Calculate Beta-approximated p-values from permutation results.

Arguments:

  • r2_perm: Array of permutation R² values
  • r2_nominal: The nominal R² value
  • dof_init: Initial value of degrees of freedom
  • tol: Tolerance level

Returns:

  • The permutation adjusted p-value

get_slope

def get_slope(corr: float, phenotype_sd: np.ndarray, genotype_sd: np.ndarray)

Calculate the slope.

Arguments:

  • corr: Pearson correlation
  • phenotype_sd: Standard deviation of phenotypes
  • genotype_sd: Standard deviation of genotypes

Returns:

  • slope

calculate_slope_and_se

def calculate_slope_and_se(regression_data: pd.DataFrame, corr: float)
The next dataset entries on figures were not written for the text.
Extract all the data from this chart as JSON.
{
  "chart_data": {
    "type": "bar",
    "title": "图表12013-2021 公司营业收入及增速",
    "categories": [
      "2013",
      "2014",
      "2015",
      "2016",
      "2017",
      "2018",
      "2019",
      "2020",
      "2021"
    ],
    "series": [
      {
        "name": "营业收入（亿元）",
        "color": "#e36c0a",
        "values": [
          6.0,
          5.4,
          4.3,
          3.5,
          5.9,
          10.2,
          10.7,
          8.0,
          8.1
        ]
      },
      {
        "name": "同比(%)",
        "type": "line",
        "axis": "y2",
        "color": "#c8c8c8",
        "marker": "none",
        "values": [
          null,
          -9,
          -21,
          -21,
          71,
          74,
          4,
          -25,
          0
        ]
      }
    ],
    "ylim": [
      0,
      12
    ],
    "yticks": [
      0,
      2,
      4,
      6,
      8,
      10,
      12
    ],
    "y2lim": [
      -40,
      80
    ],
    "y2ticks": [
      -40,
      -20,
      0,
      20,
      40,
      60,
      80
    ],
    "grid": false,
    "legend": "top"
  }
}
Calculate the slope and its standard error.

Arguments:

  • regression_data - A dataframe with residualized "GEX" and "cur_genotypes" columns.
  • corr - The correlation between residualized "GEX" and "cur_genotypes".

Returns:

  • slope - The slope of the linear relationship.
  • slope_se - The standard error of the slope.

calculate_pvalue

def calculate_pvalue(df: pd.DataFrame, corr: float)

Calculate the p-value using the residualized data and correlation.

Arguments:

  • df - A dataframe with residualized "GEX" and "cur_genotypes" columns.
  • corr - The correlation between residualized "GEX" and "cur_genotypes".

Returns:

  • pval - The p-value for testing whether the slope is different from 0.